Palmer Luckey’s firm has won a contract to make VR, AI, and drones for the Pentagon
One of tech's more controversial figures has a new plan: developing virtual reality and other tech for the US military.
Divisive: Luckey is a VR pioneer who made a fortune by selling his company, Oculus Rift, to Facebook. He has become known for his conservative ideas and comments, and for seeking to develop a “virtual border wall” to help control illegal immigration. Now his new firm, Anduril, has reportedly bagged a contract with the Pentagon on its controversial Project Maven, according to The Intercept.
Virtual patrol: Anduril is developing technology called “Lattice AI” that’s designed to provide soldiers with a view of their surroundings using sensor fusion, virtual reality, and machine learning. “Lattice AI is able to detect, classify and track any car, person, drone or other threat in a restricted area,” the company says on its website. Anduril is also developing a very easy-to-fly drone, called Ghost (shown above), as part of the Lattice system.
Valley backlash: The US government and military are increasingly seeking to collaborate with Silicon Valley in hope of tapping into the latest tech trends and speeding up technology development cycles. But several companies have experienced backlash after inking contracts to help Uncle Sam, especially for work involving artificial intelligence. Most famously, Google was forced to abandon a contract to help the Air Force process drone imagery after worker outcry.

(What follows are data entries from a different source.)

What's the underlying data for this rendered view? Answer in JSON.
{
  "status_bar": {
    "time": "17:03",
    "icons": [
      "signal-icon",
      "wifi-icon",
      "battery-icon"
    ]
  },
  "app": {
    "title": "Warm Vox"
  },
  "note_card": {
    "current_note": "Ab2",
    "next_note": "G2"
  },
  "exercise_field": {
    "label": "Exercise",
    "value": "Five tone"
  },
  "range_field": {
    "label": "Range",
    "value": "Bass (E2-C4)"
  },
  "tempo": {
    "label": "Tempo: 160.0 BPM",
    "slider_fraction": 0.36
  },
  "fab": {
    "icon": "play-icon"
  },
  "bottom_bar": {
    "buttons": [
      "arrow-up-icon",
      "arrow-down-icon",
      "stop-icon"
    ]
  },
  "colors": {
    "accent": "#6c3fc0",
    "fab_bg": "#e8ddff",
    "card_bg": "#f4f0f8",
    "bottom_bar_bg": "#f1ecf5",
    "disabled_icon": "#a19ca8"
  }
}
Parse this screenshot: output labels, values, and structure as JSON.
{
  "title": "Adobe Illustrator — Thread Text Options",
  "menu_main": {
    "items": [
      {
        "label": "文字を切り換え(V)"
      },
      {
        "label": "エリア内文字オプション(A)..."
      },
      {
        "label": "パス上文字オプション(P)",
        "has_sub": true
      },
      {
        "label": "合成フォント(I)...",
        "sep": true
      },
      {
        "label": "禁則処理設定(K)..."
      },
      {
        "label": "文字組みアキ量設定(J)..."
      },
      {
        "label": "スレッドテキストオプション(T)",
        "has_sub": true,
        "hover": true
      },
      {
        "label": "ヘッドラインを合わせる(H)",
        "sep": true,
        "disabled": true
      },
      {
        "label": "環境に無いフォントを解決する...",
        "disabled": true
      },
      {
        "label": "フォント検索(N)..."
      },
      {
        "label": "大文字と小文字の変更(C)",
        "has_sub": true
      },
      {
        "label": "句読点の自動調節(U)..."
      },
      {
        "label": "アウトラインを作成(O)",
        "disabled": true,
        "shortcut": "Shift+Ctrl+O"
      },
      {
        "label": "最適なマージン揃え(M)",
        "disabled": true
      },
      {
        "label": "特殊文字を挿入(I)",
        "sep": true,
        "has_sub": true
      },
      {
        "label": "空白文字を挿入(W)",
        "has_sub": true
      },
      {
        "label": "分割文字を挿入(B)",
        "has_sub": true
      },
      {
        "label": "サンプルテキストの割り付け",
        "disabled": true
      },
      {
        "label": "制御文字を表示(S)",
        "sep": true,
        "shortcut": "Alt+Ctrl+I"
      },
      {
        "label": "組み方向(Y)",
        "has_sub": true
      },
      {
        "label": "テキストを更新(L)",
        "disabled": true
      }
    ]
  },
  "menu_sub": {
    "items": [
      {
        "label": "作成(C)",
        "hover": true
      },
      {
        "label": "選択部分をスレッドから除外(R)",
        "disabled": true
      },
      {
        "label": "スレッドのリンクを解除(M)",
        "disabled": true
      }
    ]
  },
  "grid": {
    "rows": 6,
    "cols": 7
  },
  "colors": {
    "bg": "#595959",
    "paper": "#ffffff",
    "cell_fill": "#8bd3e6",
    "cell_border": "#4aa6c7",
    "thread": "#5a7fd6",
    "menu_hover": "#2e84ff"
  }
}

Polarizing filter: Luckey and Anduril both have close ties to the investor and Trump advisor Peter Thiel, his investment firm Founders Found, and his company Palantir, which provides big-data analytics to US defense and intelligence. (Both Anduril and Palantir are named for artifacts described in J.R.R. Tolkien’s Lord of the Rings.) Indeed, the story of Anduril shows how polarizing and political it is for the military to collaborate with Silicon Valley—and how some technologists are seizing the opportunity.